Just 'cause it's "standard," doesn't mean vendors will implement that standard correctly. And, your needs are probably non-standard: "Would-be SOA architects need to drill below a vendor's generic claim of support for a services standard and find out just how much work it will take to use that standard in real applications that meet enterprise standards of reliability."
"I ask people, What do you want to accomplish businesswise?" said IBM Emerging Technologies Vice President Rod Smith in a conversation with eWEEK Labs this summer. "They tell me, 'I've got a supply chain; I've got business partners ?I want them to have access to my billing and other systems, and I want it to happen in 30 days.' People talk about business performance before they talk about application performance, so I've laid down a challenge to our folks to reduce the integration time down to a matter of hours."

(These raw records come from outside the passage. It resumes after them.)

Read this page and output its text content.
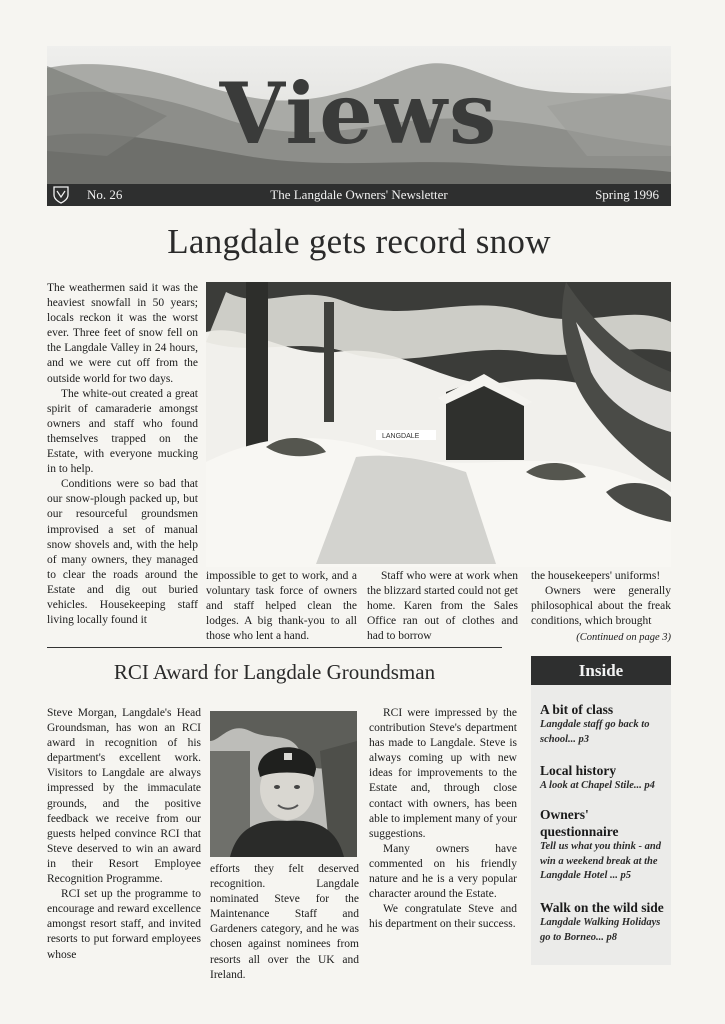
Views
No. 26	The Langdale Owners' Newsletter	Spring 1996
Langdale gets record snow

The weathermen said it was the heaviest snowfall in 50 years; locals reckon it was the worst ever. Three feet of snow fell on the Langdale Valley in 24 hours, and we were cut off from the outside world for two days.

The white-out created a great spirit of camaraderie amongst owners and staff who found themselves trapped on the Estate, with everyone mucking in to help.

Conditions were so bad that our snow-plough packed up, but our resourceful groundsmen improvised a set of manual snow shovels and, with the help of many owners, they managed to clear the roads around the Estate and dig out buried vehicles. Housekeeping staff living locally found it

LANGDALE

impossible to get to work, and a voluntary task force of owners and staff helped clean the lodges. A big thank-you to all those who lent a hand.

Staff who were at work when the blizzard started could not get home. Karen from the Sales Office ran out of clothes and had to borrow

the housekeepers' uniforms!

Owners were generally philosophical about the freak conditions, which brought

(Continued on page 3)
RCI Award for Langdale Groundsman

Steve Morgan, Langdale's Head Groundsman, has won an RCI award in recognition of his department's excellent work. Visitors to Langdale are always impressed by the immaculate grounds, and the positive feedback we receive from our guests helped convince RCI that Steve deserved to win an award in their Resort Employee Recognition Programme.

RCI set up the programme to encourage and reward excellence amongst resort staff, and invited resorts to put forward employees whose

efforts they felt deserved recognition. Langdale nominated Steve for the Maintenance Staff and Gardeners category, and he was chosen against nominees from resorts all over the UK and Ireland.

RCI were impressed by the contribution Steve's department has made to Langdale. Steve is always coming up with new ideas for improvements to the Estate and, through close contact with owners, has been able to implement many of your suggestions.

Many owners have commented on his friendly nature and he is a very popular character around the Estate.

We congratulate Steve and his department on their success.

Inside
A bit of class
Langdale staff go back to school... p3
Local history
A look at Chapel Stile... p4
Owners' questionnaire
Tell us what you think - and win a weekend break at the Langdale Hotel ... p5
Walk on the wild side
Langdale Walking Holidays go to Borneo... p8
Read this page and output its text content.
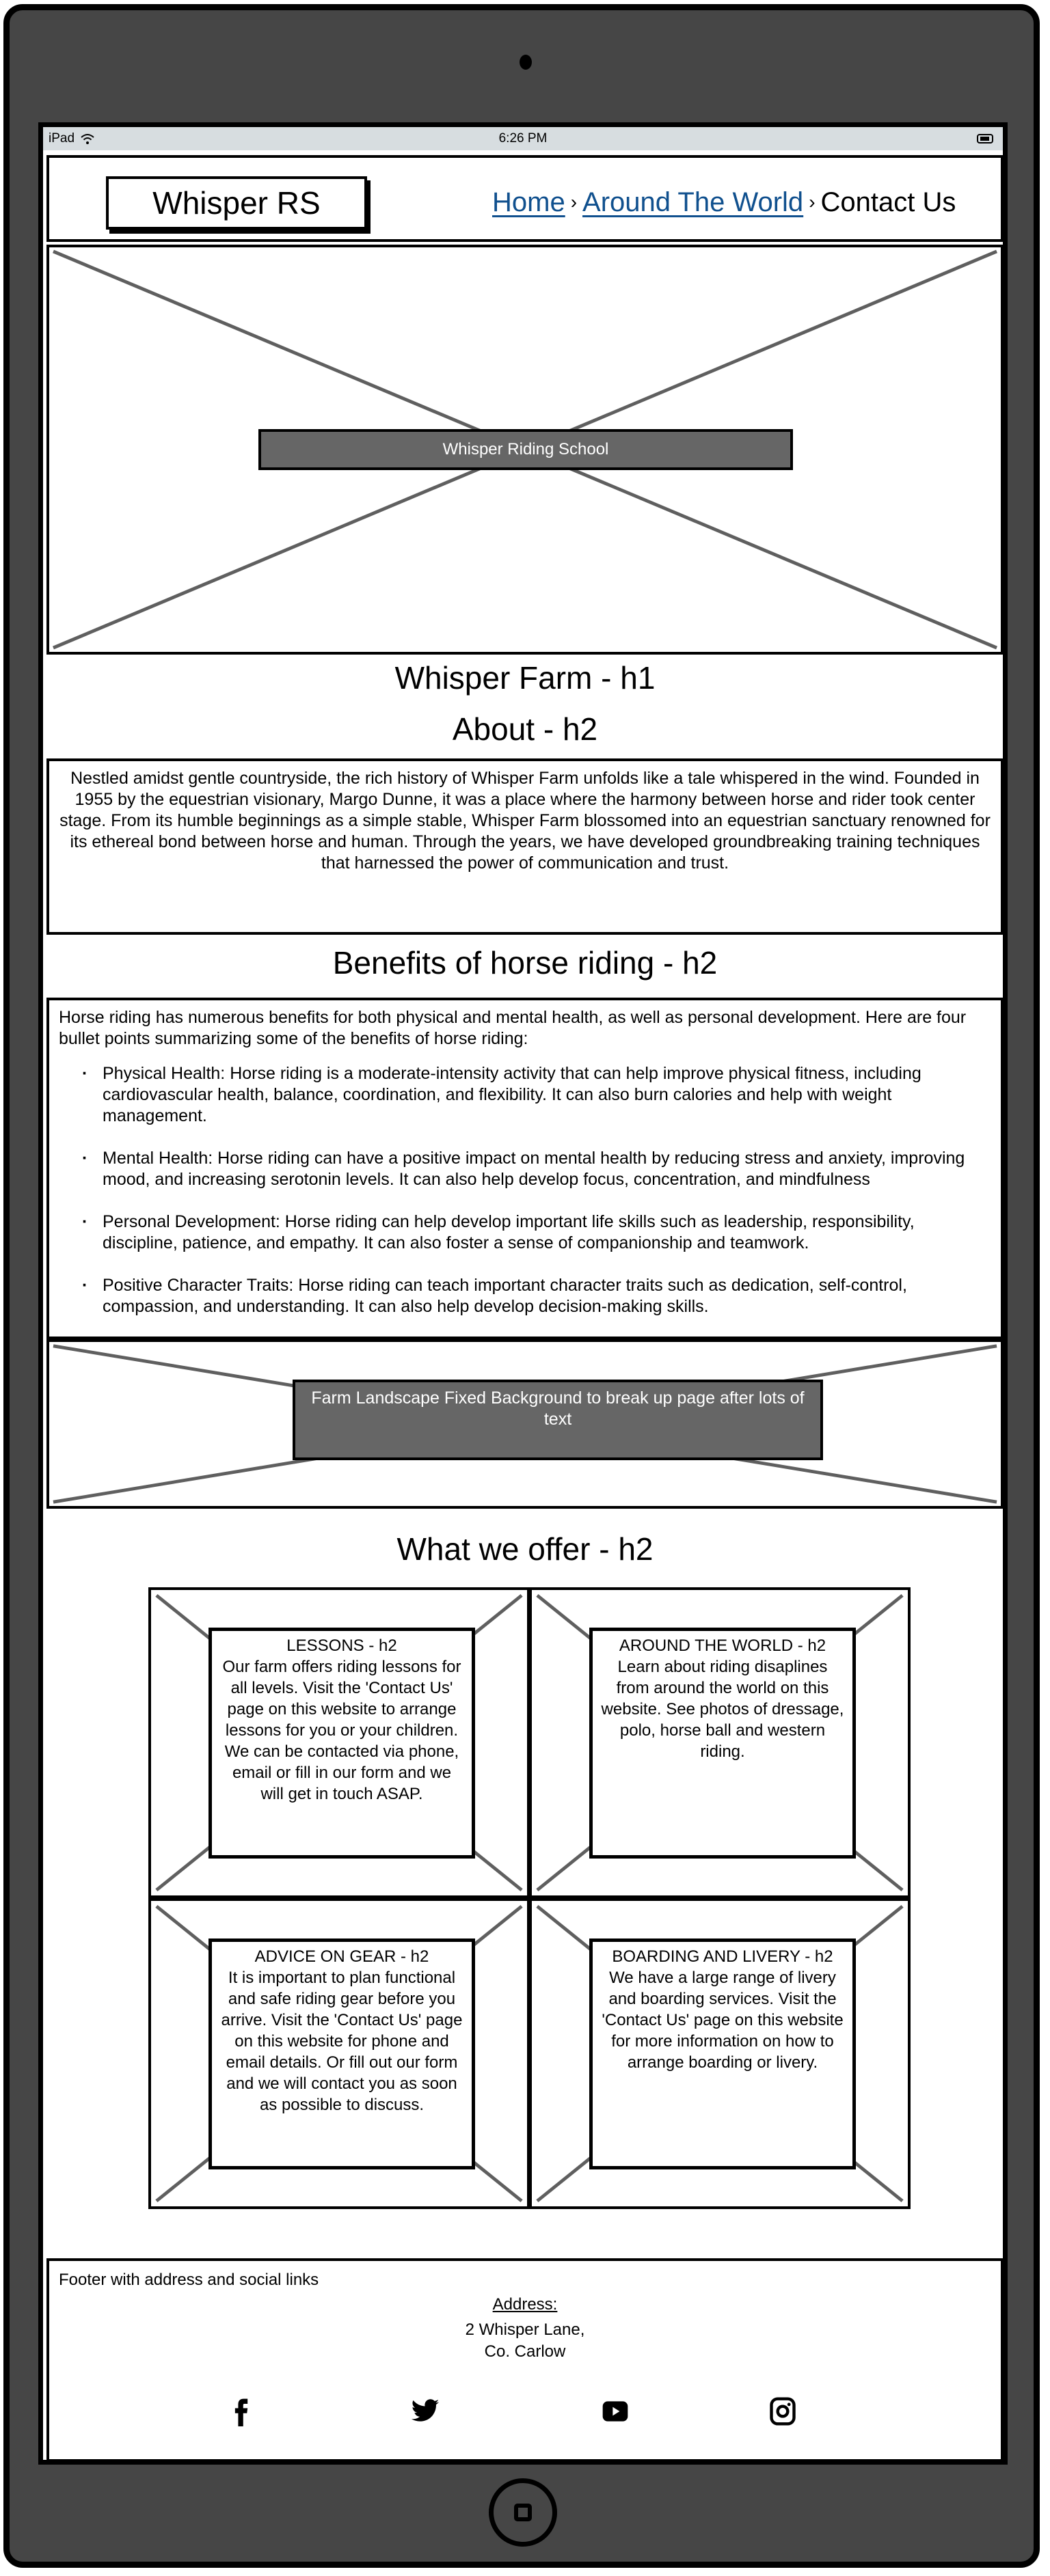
iPad	6:26 PM
Whisper RS	Home › Around The World › Contact Us
Whisper Riding School
Whisper Farm - h1
About - h2
Nestled amidst gentle countryside, the rich history of Whisper Farm unfolds like a tale whispered in the wind. Founded in 1955 by the equestrian visionary, Margo Dunne, it was a place where the harmony between horse and rider took center stage. From its humble beginnings as a simple stable, Whisper Farm blossomed into an equestrian sanctuary renowned for its ethereal bond between horse and human. Through the years, we have developed groundbreaking training techniques that harnessed the power of communication and trust.
Benefits of horse riding - h2

Horse riding has numerous benefits for both physical and mental health, as well as personal development. Here are four bullet points summarizing some of the benefits of horse riding:

· Physical Health: Horse riding is a moderate-intensity activity that can help improve physical fitness, including cardiovascular health, balance, coordination, and flexibility. It can also burn calories and help with weight management.
· Mental Health: Horse riding can have a positive impact on mental health by reducing stress and anxiety, improving mood, and increasing serotonin levels. It can also help develop focus, concentration, and mindfulness
· Personal Development: Horse riding can help develop important life skills such as leadership, responsibility, discipline, patience, and empathy. It can also foster a sense of companionship and teamwork.
· Positive Character Traits: Horse riding can teach important character traits such as dedication, self-control, compassion, and understanding. It can also help develop decision-making skills.
Farm Landscape Fixed Background to break up page after lots of text
What we offer - h2
LESSONS - h2
Our farm offers riding lessons for all levels. Visit the 'Contact Us' page on this website to arrange lessons for you or your children. We can be contacted via phone, email or fill in our form and we will get in touch ASAP.
AROUND THE WORLD - h2
Learn about riding disaplines from around the world on this website. See photos of dressage, polo, horse ball and western riding.
ADVICE ON GEAR - h2
It is important to plan functional and safe riding gear before you arrive. Visit the 'Contact Us' page on this website for phone and email details. Or fill out our form and we will contact you as soon as possible to discuss.
BOARDING AND LIVERY - h2
We have a large range of livery and boarding services. Visit the 'Contact Us' page on this website for more information on how to arrange boarding or livery.
Footer with address and social links
Address:
2 Whisper Lane,
Co. Carlow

As I was telling someone today, I'm a hype-jaundiced coder, so I still look on all this with a skeptical eye turned yellow by CORBA, J2EE, CASE, UML, OO, and every other technology that was going to save the programming world. One thing I like about SOA over those is the emphasis on non-technical things (though, J2EE had all it's "roles"). But, there's still not enough that I've encountered yet.
I'm a big believe that software development -- once you/the team reach a certain skill level -- is really about everything but coding (unless you're a team of one, in which case you can stay pure). We'll see how the people-part of SOA pans out.